Q: I thought your performance at this year's World Junior Championships was excellent. Competing against some of the Russian girls, especially Elena Radionova has got to be a little unnerving. Are nerves ever a real factor for you and how do you deal with that?
A: Thank you. I believe all athletes have to deal with nerves and I'm no different. Of course, it can be nerve wracking competing on big national and international stages. I think that it's good to have a bit of nerves and that it's a natural thing. You just can't let them get out of control so that they affect your performance. When I compete, my goal is always to skate my best. I have to be confident in my strengths as a skater and focus on myself. When it comes down to it, the judges, your coaches, parents and the audience want to see you have a great skate, so show them how great you are and have fun doing it! As far as the Russian girls go, they are really just normal kids, trying to skate their best, the same as me. Competing against Elena Radionova is not new as I competed against her last year at Junior Worlds. I actually got to know Evgenia Medvedeva a bit because her Mom trained with my coach Leonid Birinberg in Russia during their competitive careers.

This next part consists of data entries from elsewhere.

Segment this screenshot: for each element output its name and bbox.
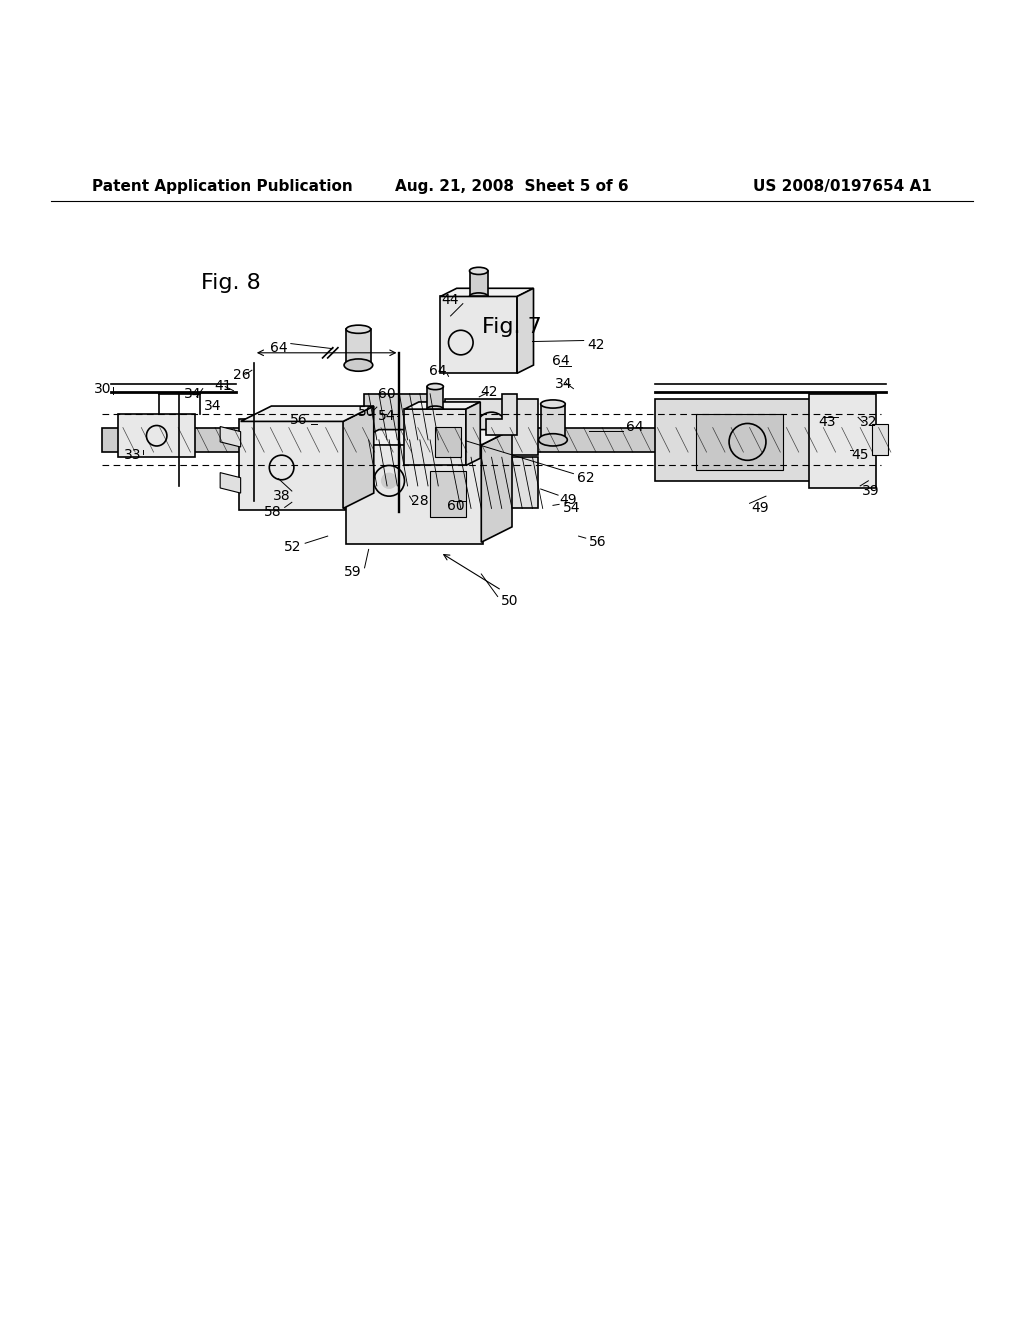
Text: 49: 49: [559, 494, 578, 507]
Ellipse shape: [344, 359, 373, 371]
Polygon shape: [440, 297, 517, 374]
Text: 34: 34: [183, 387, 202, 401]
Bar: [364, 393, 435, 440]
Polygon shape: [241, 407, 374, 421]
Ellipse shape: [427, 384, 443, 389]
Text: 49: 49: [751, 502, 769, 515]
FancyBboxPatch shape: [346, 444, 483, 544]
Text: 30: 30: [93, 381, 112, 396]
Polygon shape: [517, 288, 534, 374]
Bar: [469, 271, 487, 297]
Text: 26: 26: [232, 368, 251, 383]
Text: 52: 52: [284, 540, 302, 554]
Text: 42: 42: [480, 384, 499, 399]
Text: 44: 44: [441, 293, 460, 306]
Text: Fig. 8: Fig. 8: [201, 273, 260, 293]
Text: 60: 60: [446, 499, 465, 513]
Text: 34: 34: [554, 376, 572, 391]
Polygon shape: [466, 403, 480, 466]
Text: Fig. 7: Fig. 7: [482, 317, 542, 337]
Text: 38: 38: [272, 490, 291, 503]
Text: Aug. 21, 2008  Sheet 5 of 6: Aug. 21, 2008 Sheet 5 of 6: [395, 180, 629, 194]
Text: 64: 64: [626, 420, 644, 433]
Text: 50: 50: [501, 594, 519, 607]
Bar: [435, 426, 461, 457]
Bar: [427, 387, 443, 409]
Text: 56: 56: [589, 535, 607, 549]
Ellipse shape: [469, 267, 487, 275]
Text: US 2008/0197654 A1: US 2008/0197654 A1: [753, 180, 932, 194]
Polygon shape: [486, 393, 517, 434]
Bar: [809, 393, 876, 488]
Bar: [102, 428, 881, 453]
Bar: [872, 425, 888, 455]
Text: 34: 34: [204, 399, 222, 413]
Text: 64: 64: [552, 354, 570, 368]
Polygon shape: [220, 473, 241, 494]
Text: 43: 43: [818, 416, 837, 429]
Text: 45: 45: [851, 449, 869, 462]
Text: 64: 64: [269, 341, 288, 355]
FancyBboxPatch shape: [655, 399, 845, 480]
Text: 50: 50: [357, 405, 376, 420]
FancyBboxPatch shape: [118, 414, 195, 457]
Bar: [346, 329, 371, 366]
Polygon shape: [481, 429, 512, 543]
Polygon shape: [343, 407, 374, 508]
Text: 60: 60: [378, 387, 396, 401]
Text: 42: 42: [587, 338, 605, 351]
Ellipse shape: [539, 434, 567, 446]
Bar: [430, 470, 466, 516]
Polygon shape: [348, 429, 512, 445]
Text: 59: 59: [343, 565, 361, 579]
Text: 58: 58: [263, 504, 282, 519]
Bar: [696, 414, 783, 470]
Text: 39: 39: [861, 484, 880, 498]
Text: 54: 54: [378, 409, 396, 424]
Text: 28: 28: [411, 494, 429, 508]
Text: 33: 33: [124, 449, 142, 462]
Bar: [541, 404, 565, 440]
FancyBboxPatch shape: [445, 457, 538, 508]
Text: Patent Application Publication: Patent Application Publication: [92, 180, 353, 194]
Bar: [364, 440, 435, 486]
Text: 41: 41: [214, 379, 232, 392]
FancyBboxPatch shape: [239, 420, 345, 511]
Polygon shape: [404, 409, 466, 466]
Text: 54: 54: [562, 502, 581, 515]
Polygon shape: [404, 403, 480, 409]
Polygon shape: [220, 426, 241, 447]
Text: 62: 62: [577, 471, 595, 484]
Text: 32: 32: [859, 416, 878, 429]
Text: 56: 56: [290, 413, 308, 428]
Circle shape: [381, 473, 397, 488]
Polygon shape: [440, 288, 534, 297]
Ellipse shape: [346, 325, 371, 334]
Text: 64: 64: [429, 364, 447, 379]
Ellipse shape: [541, 400, 565, 408]
FancyBboxPatch shape: [445, 399, 538, 455]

Q: What do you see as your biggest strengths and weaknesses as a skater and how are you working hard to improve any weaknesses?
A: I think my biggest strength is my jumps and technical ability. In the last year, we have worked very hard to improve expression and performance. I would say an area to improve would be my consistency in competition. I need to continue working to bring what I do in my daily practices to competition.

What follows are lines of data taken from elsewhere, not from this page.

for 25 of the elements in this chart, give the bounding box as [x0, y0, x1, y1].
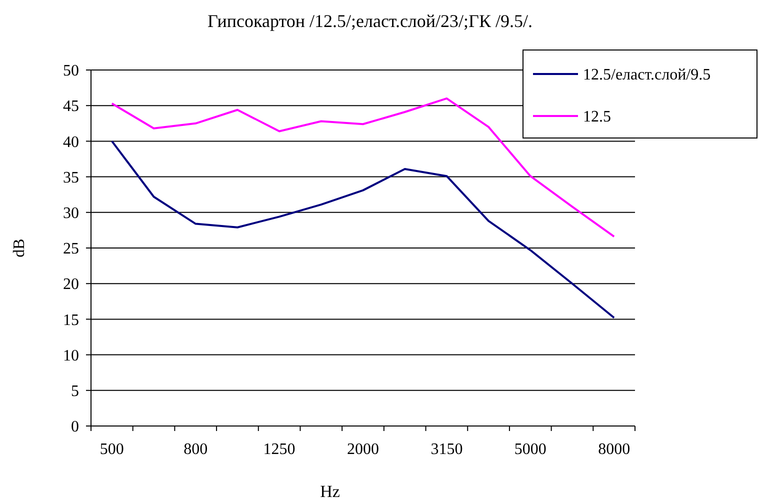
legend-label: 12.5 — [583, 108, 611, 126]
x-tick-label: 5000 — [514, 441, 546, 458]
chart-title: Гипсокартон /12.5/;еласт.слой/23/;ГК /9.5/. — [208, 11, 532, 31]
y-tick-label: 20 — [63, 276, 79, 294]
y-tick-label: 30 — [63, 205, 79, 222]
y-tick-label: 45 — [63, 98, 79, 116]
y-tick-label: 25 — [63, 240, 79, 258]
x-tick-label: 3150 — [430, 441, 463, 458]
x-tick-label: 500 — [100, 441, 124, 458]
x-tick-label: 800 — [184, 441, 208, 458]
x-axis-title: Hz — [320, 482, 340, 501]
x-tick-label: 8000 — [598, 441, 630, 458]
y-axis-title: dB — [11, 238, 28, 258]
y-tick-label: 35 — [63, 169, 79, 186]
x-tick-label: 2000 — [347, 441, 379, 458]
x-tick-label: 1250 — [263, 441, 296, 458]
y-tick-label: 15 — [63, 312, 79, 329]
y-tick-label: 10 — [63, 347, 79, 364]
y-tick-label: 40 — [63, 134, 79, 151]
y-tick-label: 5 — [71, 383, 79, 400]
legend-label: 12.5/еласт.слой/9.5 — [583, 66, 711, 84]
y-tick-label: 50 — [63, 62, 79, 80]
line-series — [110, 140, 616, 319]
y-tick-label: 0 — [71, 418, 79, 436]
line-series — [110, 97, 616, 238]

Q: Looking forward to next season and the next four years, what are your main goals in skating and life?
A: I've always wanted to go to an Olympic Games and still do, so Pyeongchang 2018 is probably my ultimate goal. In the near future, I'm hoping to get on the senior Grand Prix circuit and qualify for senior Worlds.

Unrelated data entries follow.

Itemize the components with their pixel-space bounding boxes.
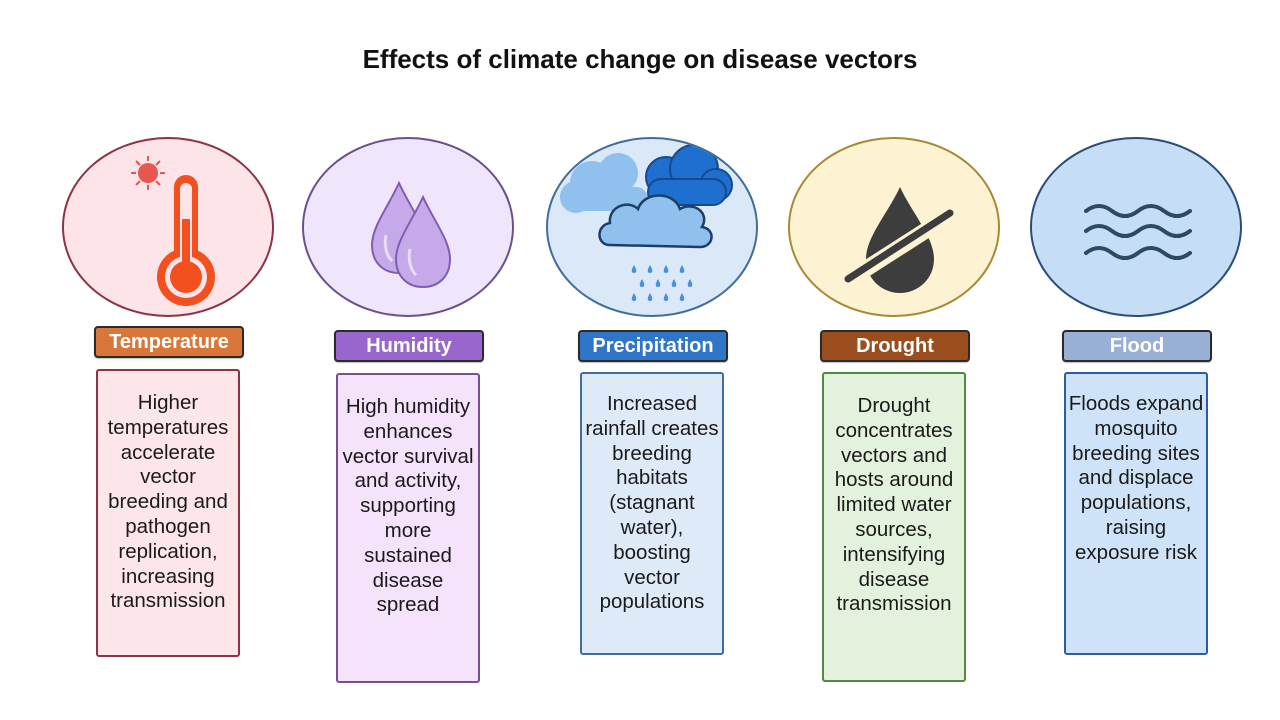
drought-circle [788,137,1000,317]
precipitation-description: Increased rainfall creates breeding habi… [580,372,724,655]
precipitation-label: Precipitation [578,330,728,362]
page-title: Effects of climate change on disease vec… [362,44,918,74]
no-water-icon [844,187,955,293]
flood-circle [1030,137,1242,317]
flood-label: Flood [1062,330,1212,362]
water-droplets-icon [370,180,452,289]
humidity-description: High humidity enhances vector survival a… [336,373,480,683]
temperature-circle [62,137,274,317]
drought-description: Drought concentrates vectors and hosts a… [822,372,966,682]
temperature-description: Higher temperatures accelerate vector br… [96,369,240,657]
thermometer-sun-icon [131,156,215,306]
precipitation-circle [546,137,758,317]
humidity-circle [302,137,514,317]
rain-cloud-icon [560,144,733,301]
humidity-label: Humidity [334,330,484,362]
waves-icon [1084,204,1192,260]
temperature-label: Temperature [94,326,244,358]
drought-label: Drought [820,330,970,362]
flood-description: Floods expand mosquito breeding sites an… [1064,372,1208,655]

Q: Who are your three favourite skaters of all time and why?
A: There are really so many skaters that I could have chosen who I look up to and admire for different reasons. I really love looking up old videos, results and just learning about the history of the sport. Right now I'm going to say Kevin Reynolds, Tara Lipinski and Midori Ito. As someone who loves to jump, I respect these skaters for their jumping prowess. Kevin holds multiple records for his jumping abilities and has always gone for the toughest technical programs throughout his career. Tara was an Olympic Champion at 15, had beautiful jumps and always looked like she was having a blast on the ice. Midori really impresses me because her jumps were so high and she really pushed the sport forward with her consistent triple axel.
Q: What's one thing most people don't know about you?
A: I always jump on the bed at the hotel before going to the rink to compete.
Q: What is your favourite song, your favourite book and your favourite movie?
A: I can't say I have a favourite song as I generally just listen to whatever is on the radio, like top forty. I read a lot so I don't think I could pick a favourite. I like the classic movies such as The Wizard of Oz and Charlie And The Chocolate Factory.
Q: If you could travel anywhere in the world, where would you go and what would definitely be in your suitcase?
A: I think one of the most rewarding things about being a high level figure skater is getting the opportunity to travel to different countries all around the world and it's something that I really enjoy. Somewhere I haven't been yet that I would really love to visit would be Japan. I've heard so much about how the Japanese are huge figure skating fans. I also have some Japanese fans of my own who are extremely kind and are always inviting me to come visit. I would definitely bring my favourite comfy slippers which I wear on the plane and through the airport.
Q: What makes figure skating the best sport out there?
A: It combines power and strength with grace and performance which is very unique.